Bad weather is one of the most frequent dangers that drivers have to face. The most frequent of these is most definitely rain. Tyres play an essential role in ensuring that we can drive safely in wet conditions, and experience in the world of motorsports has provided engineers with a wealth of data to help them design these tyres, both in the selection of materials and in order to find the tread pattern that provides the best grip on wet roads.
The phenomenon that has the most adverse effect on stability on wet tarmac is called “aquaplaning”, a term that refers to when a tyre loses contact with the road surface due to a cushion of water that forms in the longest and deepest puddles on the road. Under such conditions, the car “planes” across the water and reduces the driver’s control over the vehicle.
To combat this phenomenon, tyres need to be able to move water out of the puddle in order to remain in contact with the road. To do this, the tread of the tyre has a particular pattern of grooves that run lengthwise around the tyre and a series of other grooves oriented across the tyre to drain the water out and away from where the tyre comes into contact with the road. The higher the speed, the more difficult it is for the tyre to push away all of the water in order to remain in contact with the road surface. In addition, wide tyres, such as those of the Pirelli P Zero line, which ensure greater grip in dry conditions, are actually more likely to experience aquaplaning than narrower tyres, because they have to drain off a greater amount of water in order to remain in contact with the tarmac.
This is why cars are often able to mount different sizes of tyre, so that they can use winter tyres with a smaller contact patch.

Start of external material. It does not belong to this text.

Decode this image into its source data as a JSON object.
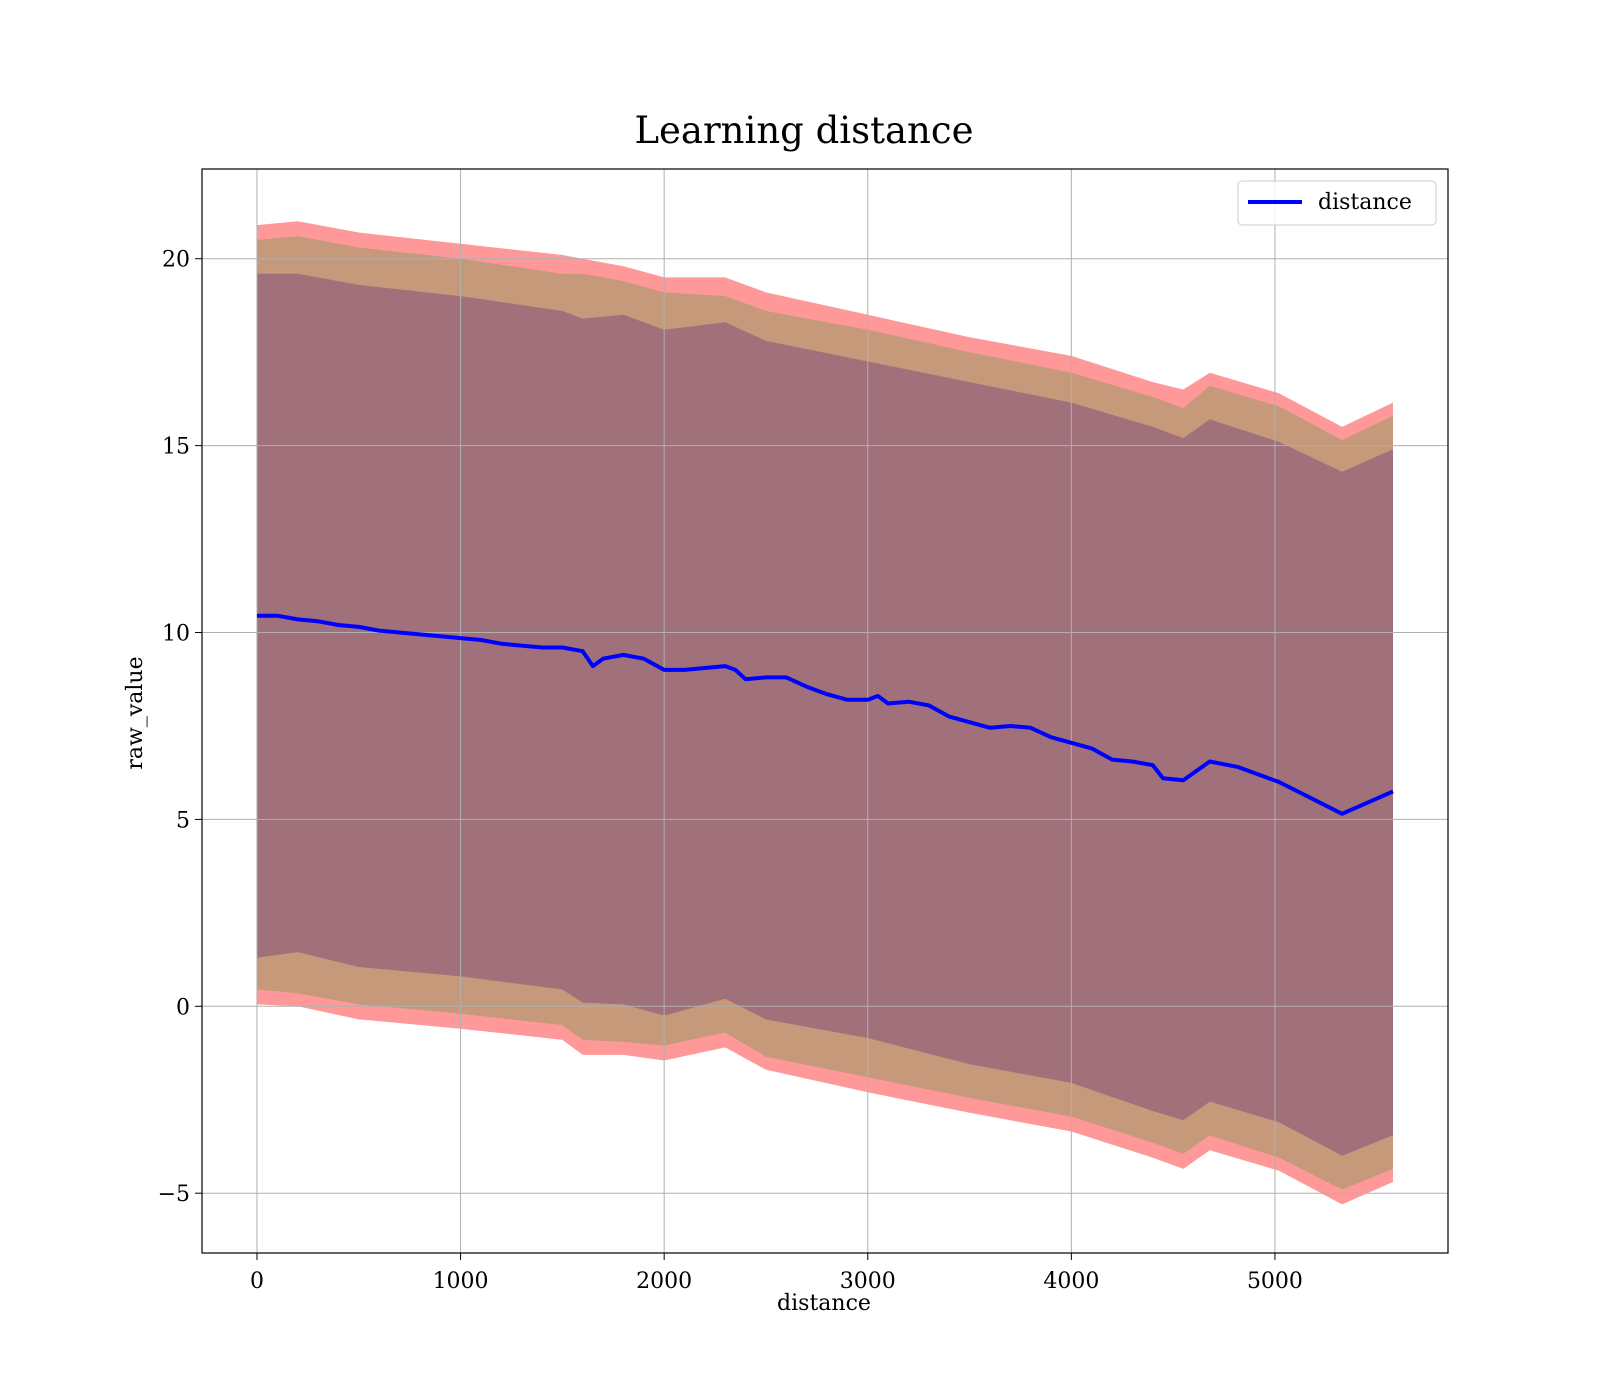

Just as Formula 1® cars have to change tyres when the track gets wet, our own cars, too, need to adapt to the changing of seasons. Whenever possible, winter tyres, such as those of the Pirelli Winter line, are of a different size compared to summer tyres, with a narrower tread and higher shoulder. More importantly, their tread patterns are drastically different, with much deeper grooves in order to drain off more water, given that roads tend to be wetter in the winter months.

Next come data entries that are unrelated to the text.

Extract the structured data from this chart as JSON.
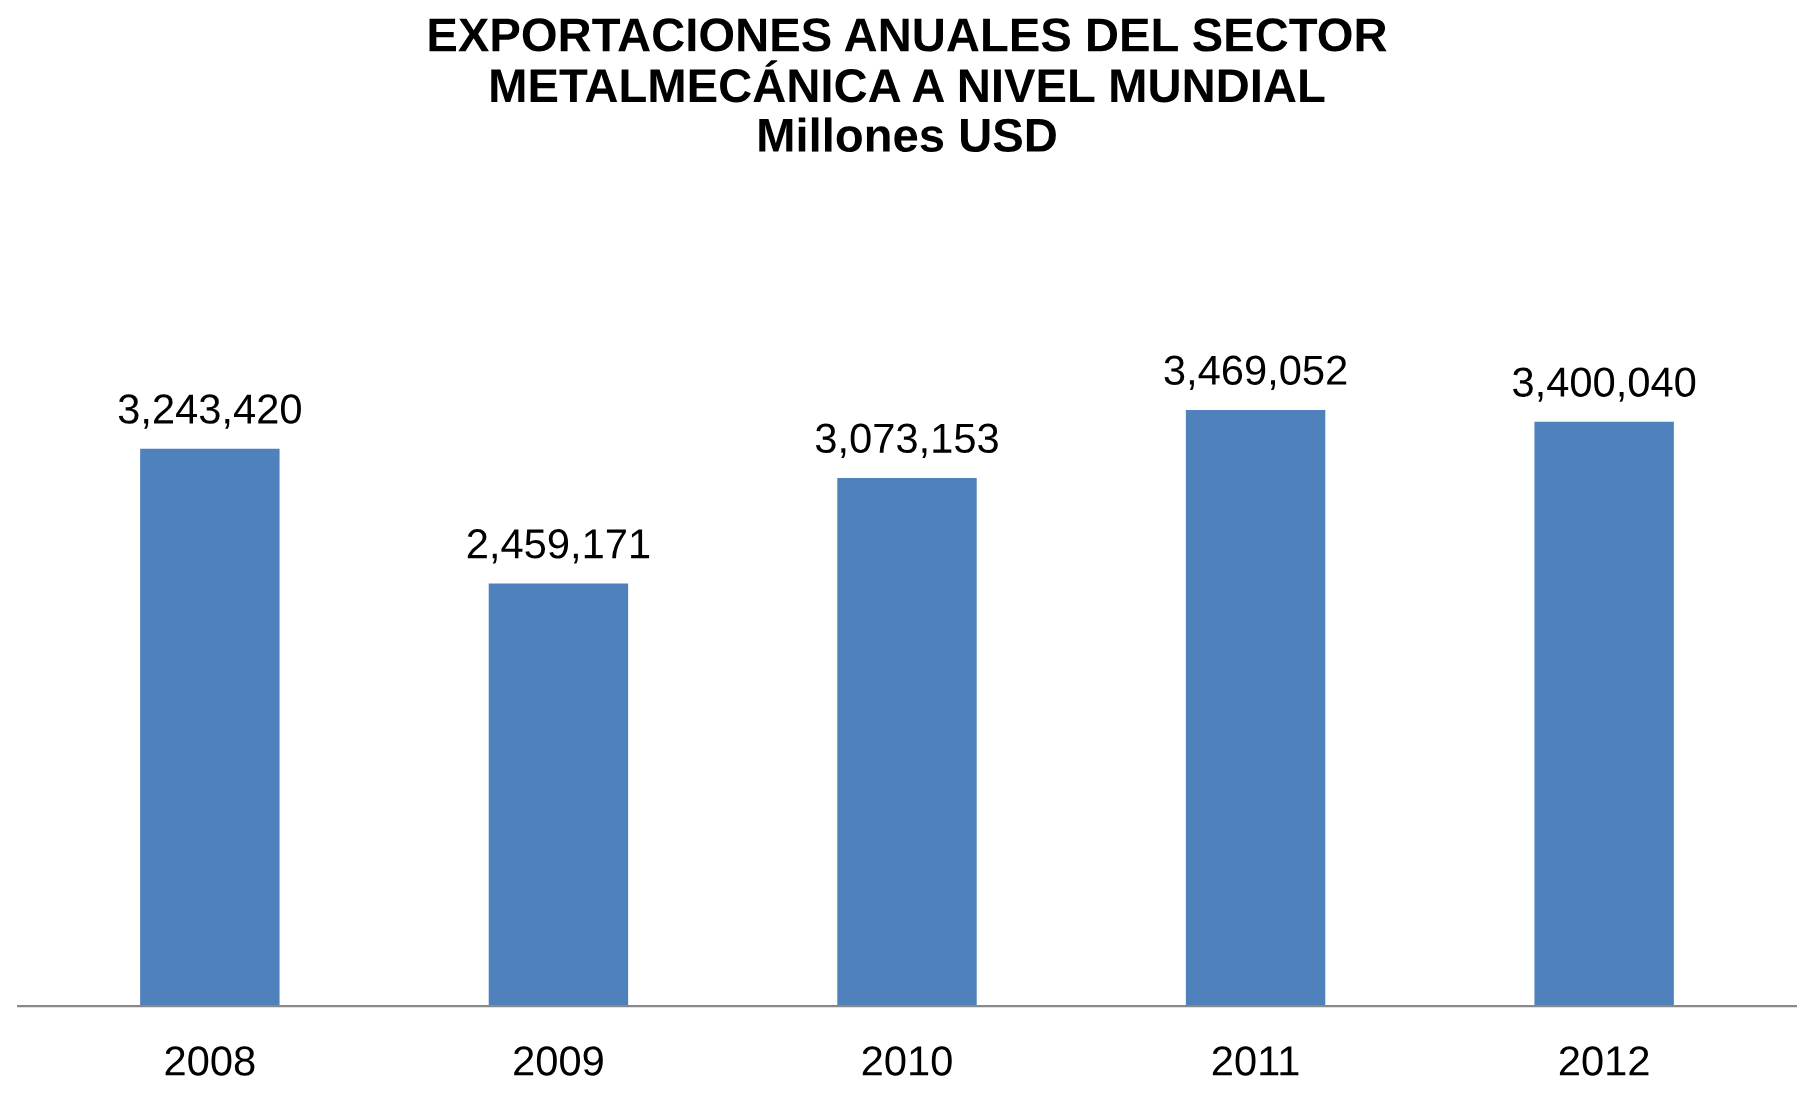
{
  "chart_data": {
    "type": "bar",
    "title": "EXPORTACIONES ANUALES DEL SECTOR\nMETALMECÁNICA A NIVEL MUNDIAL",
    "subtitle": "Millones USD",
    "categories": [
      "2008",
      "2009",
      "2010",
      "2011",
      "2012"
    ],
    "values": [
      3243420,
      2459171,
      3073153,
      3469052,
      3400040
    ],
    "value_labels": [
      "3,243,420",
      "2,459,171",
      "3,073,153",
      "3,469,052",
      "3,400,040"
    ],
    "color": "#4f81bd",
    "grid": false,
    "legend": false
  }
}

“Slipping” in a puddle, every driver’s worst nightmare
Tread patterns are designed to minimise aquaplaning. Simulators can help designers a great deal, but tests on wet roads are essential to creating the most effective tread patterns. In the same way as the full-wet tyres for Formula 1® are to be tested on the Paul Ricard Circuit in Le Castellet, France, before the start of the 2016 season in order to test a range of compounds and tread patterns, Pirelli’s tyres for production vehicles are always tested at the Pirelli test track in Vizzola Ticino, a facility dedicated entirely to testing and that features a track that is kept constantly and uniformly wet in order to take measurements under the same conditions lap after lap. The Vizzola facility also has a special surface dedicated specifically to aquaplaning where vehicles run through the water at speeds high enough to cause aquaplaning. Before going to production, all Pirelli tyres—including the P Zero, Scorpion and Winter lines—have been tested extensively at the Vizzola track in order to find the tread pattern best suited to combatting aquaplaning.

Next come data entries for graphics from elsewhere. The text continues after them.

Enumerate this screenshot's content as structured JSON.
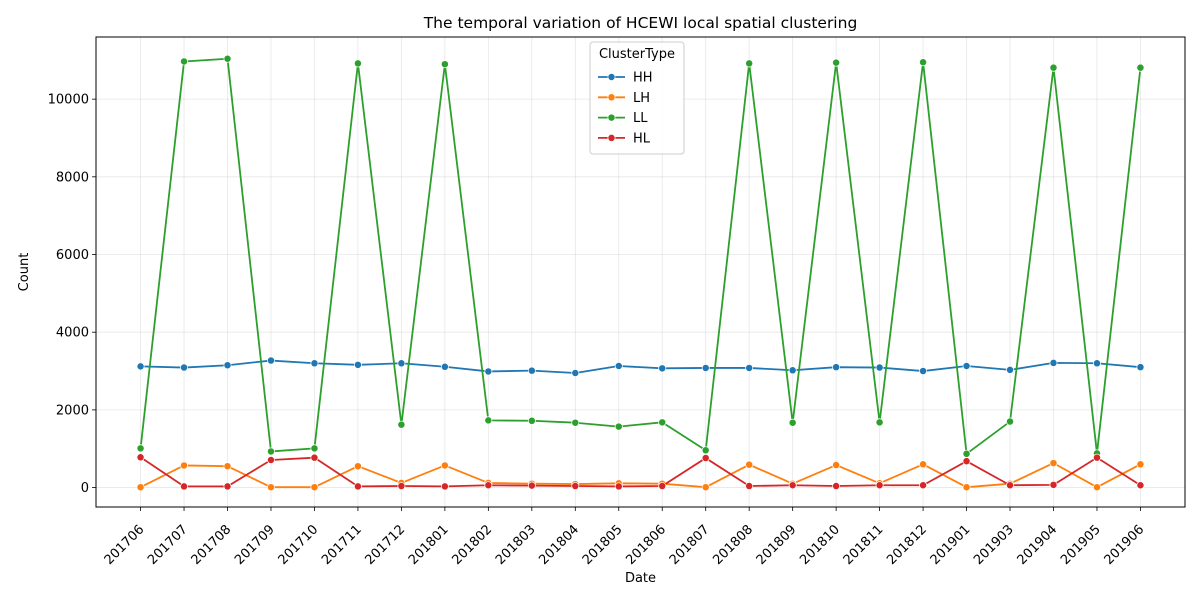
{
  "chart_data": {
    "type": "line",
    "title": "The temporal variation of HCEWI local spatial clustering",
    "xlabel": "Date",
    "ylabel": "Count",
    "categories": [
      "201706",
      "201707",
      "201708",
      "201709",
      "201710",
      "201711",
      "201712",
      "201801",
      "201802",
      "201803",
      "201804",
      "201805",
      "201806",
      "201807",
      "201808",
      "201809",
      "201810",
      "201811",
      "201812",
      "201901",
      "201903",
      "201904",
      "201905",
      "201906"
    ],
    "ylim": [
      -500,
      11600
    ],
    "yticks": [
      0,
      2000,
      4000,
      6000,
      8000,
      10000
    ],
    "grid": true,
    "legend": {
      "title": "ClusterType",
      "placement": "upper-center"
    },
    "series": [
      {
        "name": "HH",
        "color": "#1f77b4",
        "values": [
          3120,
          3090,
          3150,
          3270,
          3200,
          3160,
          3200,
          3110,
          2990,
          3010,
          2950,
          3130,
          3070,
          3080,
          3080,
          3020,
          3100,
          3090,
          3000,
          3130,
          3030,
          3210,
          3200,
          3100
        ]
      },
      {
        "name": "LH",
        "color": "#ff7f0e",
        "values": [
          10,
          570,
          550,
          10,
          10,
          550,
          120,
          570,
          120,
          100,
          90,
          110,
          100,
          10,
          590,
          100,
          580,
          110,
          600,
          10,
          100,
          630,
          10,
          600
        ]
      },
      {
        "name": "LL",
        "color": "#2ca02c",
        "values": [
          1010,
          10970,
          11040,
          930,
          1010,
          10920,
          1620,
          10900,
          1730,
          1720,
          1670,
          1570,
          1680,
          960,
          10920,
          1670,
          10940,
          1680,
          10950,
          870,
          1700,
          10810,
          880,
          10810
        ]
      },
      {
        "name": "HL",
        "color": "#d62728",
        "values": [
          780,
          30,
          30,
          710,
          770,
          30,
          40,
          30,
          60,
          50,
          40,
          30,
          40,
          760,
          40,
          60,
          40,
          60,
          60,
          680,
          60,
          70,
          770,
          60
        ]
      }
    ]
  }
}
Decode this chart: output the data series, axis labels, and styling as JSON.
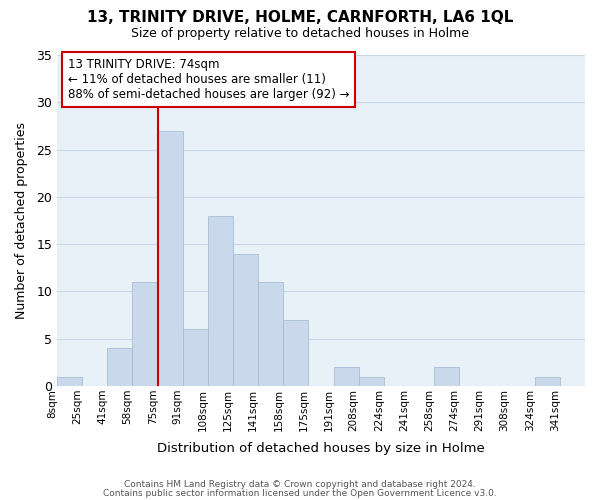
{
  "title_line1": "13, TRINITY DRIVE, HOLME, CARNFORTH, LA6 1QL",
  "title_line2": "Size of property relative to detached houses in Holme",
  "xlabel": "Distribution of detached houses by size in Holme",
  "ylabel": "Number of detached properties",
  "bin_labels": [
    "8sqm",
    "25sqm",
    "41sqm",
    "58sqm",
    "75sqm",
    "91sqm",
    "108sqm",
    "125sqm",
    "141sqm",
    "158sqm",
    "175sqm",
    "191sqm",
    "208sqm",
    "224sqm",
    "241sqm",
    "258sqm",
    "274sqm",
    "291sqm",
    "308sqm",
    "324sqm",
    "341sqm"
  ],
  "bar_values": [
    1,
    0,
    4,
    11,
    27,
    6,
    18,
    14,
    11,
    7,
    0,
    2,
    1,
    0,
    0,
    2,
    0,
    0,
    0,
    1,
    0
  ],
  "bar_color": "#c9d9eb",
  "bar_edge_color": "#a0b8d0",
  "vline_bin_index": 4,
  "vline_color": "#cc0000",
  "annotation_line1": "13 TRINITY DRIVE: 74sqm",
  "annotation_line2": "← 11% of detached houses are smaller (11)",
  "annotation_line3": "88% of semi-detached houses are larger (92) →",
  "annotation_box_color": "#ffffff",
  "annotation_box_edge": "#cc0000",
  "ylim": [
    0,
    35
  ],
  "yticks": [
    0,
    5,
    10,
    15,
    20,
    25,
    30,
    35
  ],
  "grid_color": "#c8d8e8",
  "background_color": "#e8f0f8",
  "footer_line1": "Contains HM Land Registry data © Crown copyright and database right 2024.",
  "footer_line2": "Contains public sector information licensed under the Open Government Licence v3.0."
}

Constant development: tests of both road and F1® tyres
So, once again, the wealth of data gathered during Formula 1® testing, with the involvement of Ferrari, Red Bull and McLaren, will help put the finishing touches on the new full-wet tyre for the upcoming Formula 1® season. At the same time, this invaluable data will soon also migrate down to production tyres.
But it’s not enough for Pirelli tyres to be safe in wet conditions. They must also ensure the highest levels of performance that only competitive racing can provide, levels like the ones we saw during the qualifying rounds at the 2014 China GP when Valtteri Bottas, with Team Williams, achieved the incredible speed of 316 km/h. But this speed was not incredible for the speed itself, as it happened at the end of the main straight—the longest of the entire 2014 season at over kilometre long—but because it was posted on a wet track.
The Finnish driver reached this exceptional speed on Pirelli’s Cinturato Green intermediate tyres in wet conditions and with practically zero visibility due to the water being kicked up by the other cars. These tyres are, like all F1® tyres, very wide, but still highly effective at preventing aquaplaning.
And these aren’t even the Pirelli tyres designed for the worst wet conditions. With a tread depth of 2.5mm, at top speed the Cinturato Green intermediate tyre pushes out 25 litres of water per second per tyre. That’s 100 litres per second for the whole car, all while maintaining full control under both acceleration and braking, as Bottas so adeptly proved. For the sake of comparison, the Cinturato Blue full-wet tyre, designed for extremely wet conditions, pushes out 65 litres of water per second per tyre at top speed, for a total of 260 litres.